Européennes : au Royaume-Uni, des immigrés de l’UE en campagne anti-Brexit

Candidate aux élections européennes, Sophie Larroque sillonne le Royaume-Uni avec son léger accent français, déterminée à stopper le Brexit comme une poignée d’autres expatriés européens qui ont fait le grand saut dans la politique britannique.

Il y a encore quelques semaines, personne n’imaginait une participation du Royaume-Uni aux élections européennes: le pays devait quitter le club européen le 29 mars.

Mais le rejet au Parlement de l’accord de divorce négocié avec Bruxelles a tout chamboulé et contraint la Première ministre conservatrice Theresa May à reporter le Brexit et à organiser ce scrutin, devenu pour certains europhiles une opportunité de combattre le Brexit.

Sophie Larroque, une avocate française de 40 ans, travaille comme conseillère juridique au Royaume-Uni grâce à la reconnaissance des diplômes universitaires au sein de l’UE.

Sans expérience politique, elle a fondé en avril le parti "UK EU" avec trois amis britanniques. La semaine dernière, la candidate a voyagé presque chaque jour depuis Londres, où elle vit, vers le nord-ouest du pays, pour faire campagne, accumulant des heures et des heures de train, préparant ses discours entre deux sandwiches. En payant tous les frais de sa poche.

"Je jongle avec le travail, mes clients, mes dossiers, ça demande beaucoup, beaucoup d’organisation", confie-t-elle.

– "C’est chez moi ici" –

A Wilmslow, banlieue cossue de Manchester aux belles résidences à colombages, style Tudor, elle participe à un débat organisé dans une salle paroissiale face aux candidats de cinq autres partis.

Dans l’assistance, Alison Kinsey, une Britannique de 53 ans, est contre le Brexit, mais la présence d’une candidate originaire d’un autre pays ne l’enthousiasme guère.
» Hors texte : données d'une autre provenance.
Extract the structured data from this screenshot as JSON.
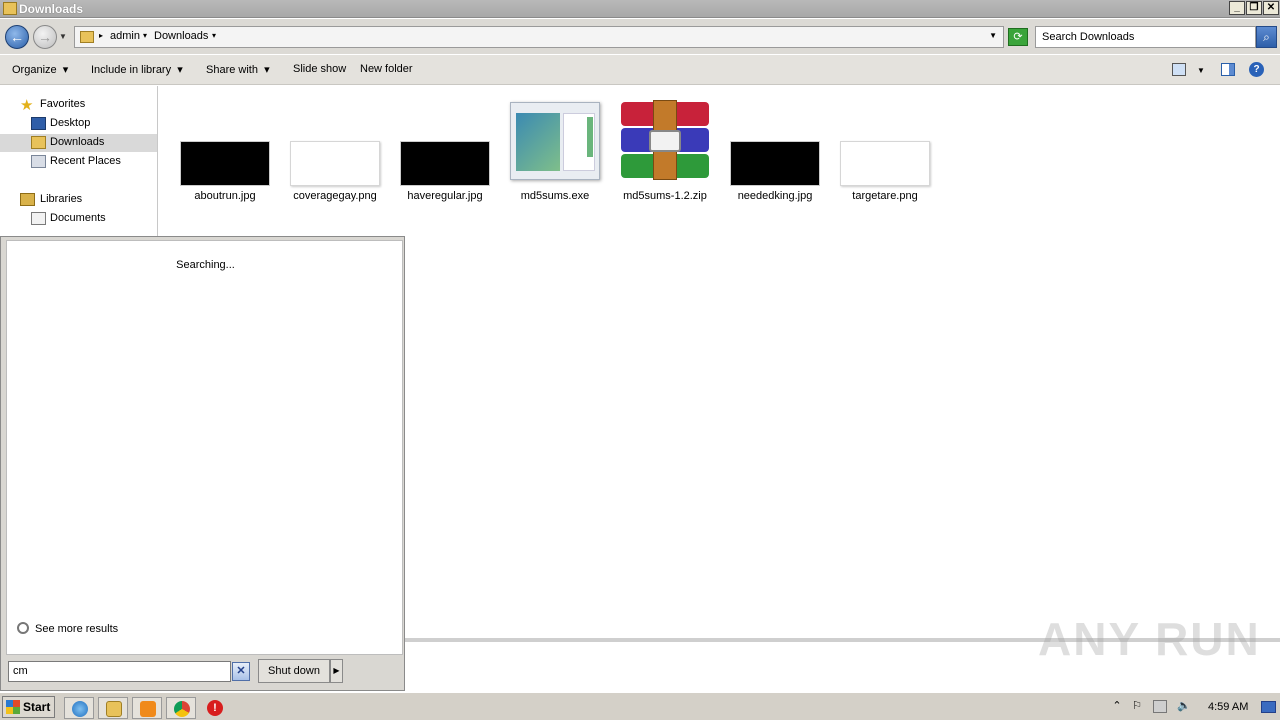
{
  "window": {
    "title": "Downloads",
    "controls": {
      "minimize": "_",
      "restore": "❐",
      "close": "✕"
    }
  },
  "address": {
    "back_icon": "back-arrow-icon",
    "forward_icon": "forward-arrow-icon",
    "crumbs": [
      "admin",
      "Downloads"
    ],
    "search_placeholder": "Search Downloads"
  },
  "toolbar": {
    "organize": "Organize",
    "include_in_library": "Include in library",
    "share_with": "Share with",
    "slide_show": "Slide show",
    "new_folder": "New folder"
  },
  "nav": {
    "favorites": "Favorites",
    "desktop": "Desktop",
    "downloads": "Downloads",
    "recent_places": "Recent Places",
    "libraries": "Libraries",
    "documents": "Documents"
  },
  "files": [
    {
      "name": "aboutrun.jpg",
      "thumb": "dark-image"
    },
    {
      "name": "coveragegay.png",
      "thumb": "white-image"
    },
    {
      "name": "haveregular.jpg",
      "thumb": "dark-image"
    },
    {
      "name": "md5sums.exe",
      "thumb": "exe-window"
    },
    {
      "name": "md5sums-1.2.zip",
      "thumb": "winrar-archive"
    },
    {
      "name": "neededking.jpg",
      "thumb": "dark-image"
    },
    {
      "name": "targetare.png",
      "thumb": "white-image"
    }
  ],
  "start_menu": {
    "status": "Searching...",
    "see_more": "See more results",
    "search_value": "cm",
    "shutdown": "Shut down"
  },
  "taskbar": {
    "start": "Start",
    "apps": [
      "internet-explorer-icon",
      "explorer-folder-icon",
      "media-player-icon",
      "chrome-icon",
      "antivirus-stop-icon"
    ],
    "clock": "4:59 AM"
  },
  "watermark": "ANY RUN"
}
Elle y voit certes "un signe d’inclusion européenne" mais pas "déterminant" pour emporter son vote.

C’est peut-être la raison pour laquelle la poignée d’expatriés qui, comme Mme Larroque, aspirent à devenir un des 73 représentants britanniques au Parlement européen, s’adressent d’abord à leurs semblables, les quelque 3 millions de ressortissants européens installés au Royaume-Uni et en âge de voter.

"Il n’est pas nécessaire d’être Britannique pour combattre le Brexit, comme il n’est pas nécessaire d’être Britannique pour aimer ce pays", souligne Joan Pons Laplana.

Cet infirmier espagnol de 44 ans, qui vit depuis 19 ans en Angleterre, où il a fait carrière et fondé une famille, est numéro deux sur la liste du nouveau parti anti-Brexit Change UK, pour la région des East Midlands.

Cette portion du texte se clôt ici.